Magee claimed that in 1863, he ran away from the Steen plantation and enlisted in the Union Army, taking part in the assault on Vicksburg, Mississippi.
Magee claimed to have been forced to serve in both the Confederate and Union armies as a servant and laborer. Alfred P. Andrews, founder of the Jackson Civil War Round Table and its president elect for 1965-66, helped Magee be classified as a Civil War veteran. In March 1966, when Magee was suffering from pneumonia, Andrews helped him obtain treatment from the Mississippi Veterans Hospital.
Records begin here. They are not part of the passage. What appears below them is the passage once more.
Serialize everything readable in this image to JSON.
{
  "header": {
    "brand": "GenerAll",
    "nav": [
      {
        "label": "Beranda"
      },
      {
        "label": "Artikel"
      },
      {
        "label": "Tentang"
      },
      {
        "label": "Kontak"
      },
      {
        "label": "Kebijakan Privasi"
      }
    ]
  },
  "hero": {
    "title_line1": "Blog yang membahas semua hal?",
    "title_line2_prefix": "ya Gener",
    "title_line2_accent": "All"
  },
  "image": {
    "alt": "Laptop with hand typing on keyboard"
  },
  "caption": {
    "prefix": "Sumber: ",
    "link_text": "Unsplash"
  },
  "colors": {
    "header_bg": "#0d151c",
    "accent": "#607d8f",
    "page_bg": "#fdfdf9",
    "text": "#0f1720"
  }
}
On Magee’s purported 124th birthday, the citizens of Collins, Mississippi held a party at a country grocery store, complete with a five-layer cake and 124 candles. Governor Paul B. Johnson, Jr. declared it “Sylvester Magee Day”. Many national news articles reported on Magee’s life and longevity, including Time and Jet. He appeared on the Mike Douglas Show and was flown to Philadelphia, Pennsylvania for another televised appearance. He was proclaimed as the oldest living United States citizen by a life insurance company and received a birthday card from President Lyndon B. Johnson, and was also recognized by president Richard M. Nixon.